What's the best used truck to buy for mountains?

Discussion in 'Trucks [ Eighteen Wheelers ]' started by DeathByCheetos, Mar 29, 2020.

  1. DeathByCheetos

    DeathByCheetos Bobtail Member

    I'm looking for a good used truck to buy soon I do alot of long hauling through mountains with loads mainly being near max reefer and dry van.
    My thought so far is a truck with
    3.55-3.70 or higher rear
    13 speed or higher
    470+ HP
    Also with a Cummins
    Definitely going to be between freightliner, peterbilt or kenworth. Not sure which will be most likely to find one with these specs between years of 2015-2018. Also any dealer recommended? Thank you
    black_dog106 and D.Tibbitt Thank this.
  2. rbrtwbstr

    rbrtwbstr Road Train Member

    Jul 11, 2012
    in the bush somewhere
    The best truck is the one that makes you the most money...

    You're going to probably get a variety of answers on this. While all may be correct, they may be wrong for your situation.

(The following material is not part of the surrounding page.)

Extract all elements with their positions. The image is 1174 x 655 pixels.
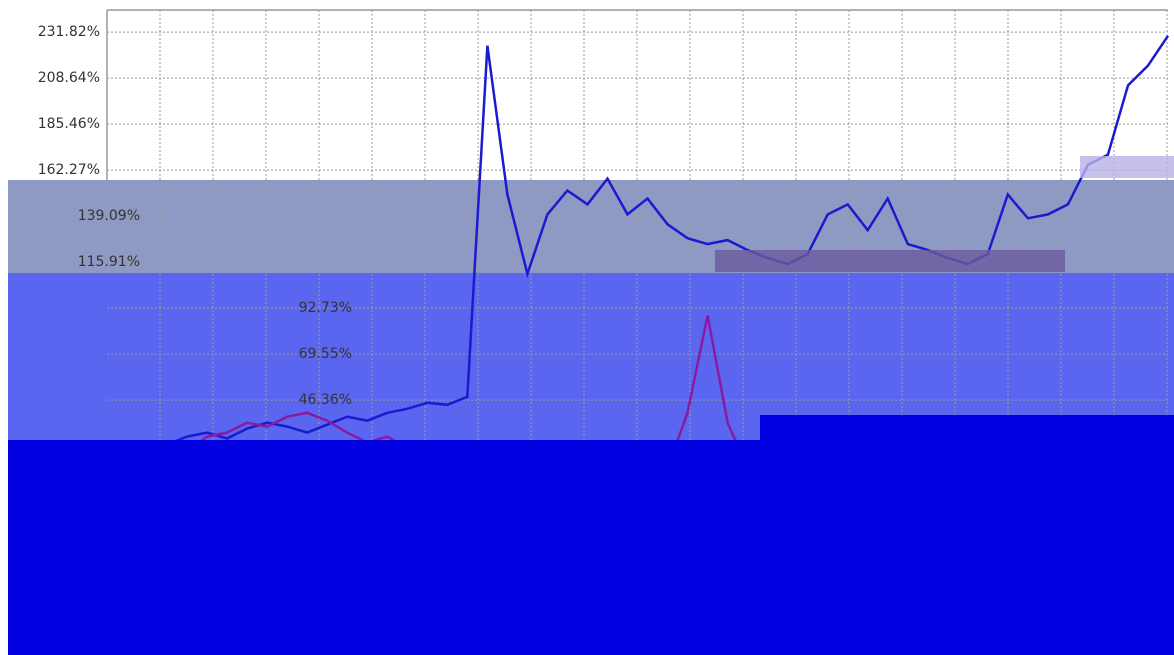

    As for the brand of truck, that's all up to the owner. What you might find important, others may say is silly. There's probably a thousand threads on here about which truck is better. And still, nobody can answer.

    The specs you listed are very similar to what I run. I am in the mountains most of the time here in Central PA. My truck is a 475 cat, 10 speed, 3.70 rear ratio. It pulls really well at 80k. Fuel mileage varies based on where I'm at and what I do. It does well on the flat interstate, too. It's no speed demon on the flat. I'm governed at 75, and I've let it roll down some hills. 83mph is about 1900 rpms. But throw a hill in front of it and it laughs at it.

    Neighbor had an idea some time ago. He bought an old Schneider truck. Had a Detroit that he upped the HP to 500, had a direct drive 10 speed, and 2.64 rears. Nobody thought it would work in the mountains. But it worked rather well actually. He has sold the truck since, but it proved the naysayers wrong.
  3. magoo68

    magoo68 Road Train Member

    Jun 11, 2011
    st malo mb canada
    2.64 direct is more or less a 3.55 geared overdrive setup but more efficient .
  4. Brettj3876

    Brettj3876 Road Train Member

    Nov 18, 2014
    Northeast PA
    3.90s on 22.5 LP will put ya 1600 at 65 with a .73 or

    Same as 4.42 on tall 24.5
  5. AModelCat

    AModelCat Road Train Member

    Jul 7, 2015
    The North
    These days I think its more or less the powertrain you want that dictates the brand.

    I miss old days when you could order whatever brand you wanted and weren't stuck with Cummins or a proprietary engine.
  6. x1Heavy

    x1Heavy Road Train Member

    Mar 5, 2016
    White County, Arkansas
    As much horsies as you can afford.

    And as many gears you can count under there.

    Repeat until broke. =)
    alds and Coffey Thank this.
  7. dustinbrock

    dustinbrock Road Train Member

    Apr 19, 2012
    A cascadia would be a great option. The w900 or 389 are great for mountains as they have a wide opening to the rad for engine cooling but they are horrible for fuel mileage as they have alot of drag.

    A cascadia will have a nice wide open grille as well but is super aerodynamic for fuel mileage, the isx will give you amazing jake braking going down hill. 3.7 on LP tires will do nice in the mountains, especially if you have to start off on a steep hill ever. Starting off a heavy load with a over geared truck is so bad on the driveline.
  8. Caterpillar Cowboy

    Caterpillar Cowboy Heavy Load Member

    Nov 11, 2010
    You can have a perfect mountain truck that's going to suck on the flat lands or visa versa.

    I like my setup only 550 of Caterpillar's finest till I decide to play with the motor, 18 speed and 4.33's/ 5.91's.

    I'm slow on the flat lands but I can party in the mountains all day long.

    Been tossing around the idea of swapping the Chalmers out for one of the air over beam models, if so I'd hopefully go to 3.90's in a single speed with full lockers at the same time. I'd probably want to hang a 4 speed off the back if I did that though.
  9. AModelCat

    AModelCat Road Train Member

    Jul 7, 2015
    The North
    4.33's you're probably wound right out at 1900 to do highway speed lol.
    Caterpillar Cowboy Thanks this.
  10. Caterpillar Cowboy

    Caterpillar Cowboy Heavy Load Member

    Nov 11, 2010
    Self imposed cruising speed of 65-70. Rare occasion we'll see 75 if we need to make something happen.

    I don't like getting my coconuts kicked, so I don't like to kick my motors coconuts either!

    Good thing I'm mostly around town! But I still pass the 62 mph cowboys out on the interstate at least!

    Like I said I think the 390's with an 18 and a 4 would be pretty fun! Air ride other than the seat would be neat too!